Gerek Mekke ve gerekse Medine'den zihnimde kalan en önemli ayrıntı, Hasan Karakaya'nın olağanüstü ibadet gayreti idi... Mübarek yerlerde olduğumuzdan mı yoksa başka bir sebepten mi bilinmez, hiç durmadan nafile namazlar kılmaya gayret ediyordu...
Hatta bir ara Hasan Karakaya nerede diye soran arkadaşlara 'iş inada bindi, namaz kılıyor' şeklinde şaka yapma ihtiyacı hissetmiştim.
Evet, Hasan Karakaya'sız bir yılı geride bıraktık. Bir yönüyle ne kadar da hızlı geçmiş bir yıl.

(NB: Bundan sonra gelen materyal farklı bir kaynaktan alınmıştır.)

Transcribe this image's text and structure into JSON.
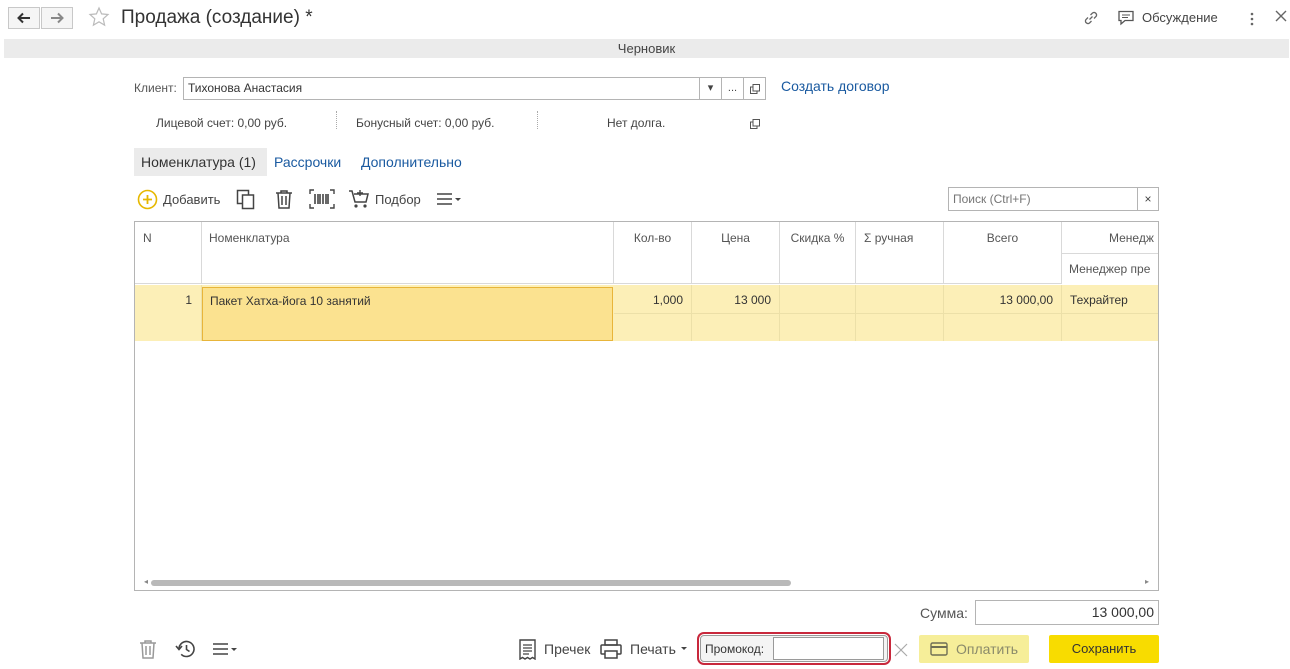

Ama o bir yılda, Türkiye ve dünyada yaşanan olayların çokluğuna bakıldığında sanki çok uzun bir zaman geçmiş gibi.
Bu sürede birçok kişi gibi benim zihnimi de 'Hasan Karakaya sağ olsaydı, bu durumda ne derdi' ya da 'Hasan sağ olsaydı, şimdi ne yapardı' sorularının meşgul ettiğini belirtmek gerek.
2016 yılı boyunca gerçekleşen güzel gelişmeler karşısında nasıl sevinir, neler yazardı; yine aynı yıl yaşadığımız üzücü olaylara nasıl tepkiler verirdi Hasan Karakaya, meraka değer bir konu... Hele de 15 Temmuz!..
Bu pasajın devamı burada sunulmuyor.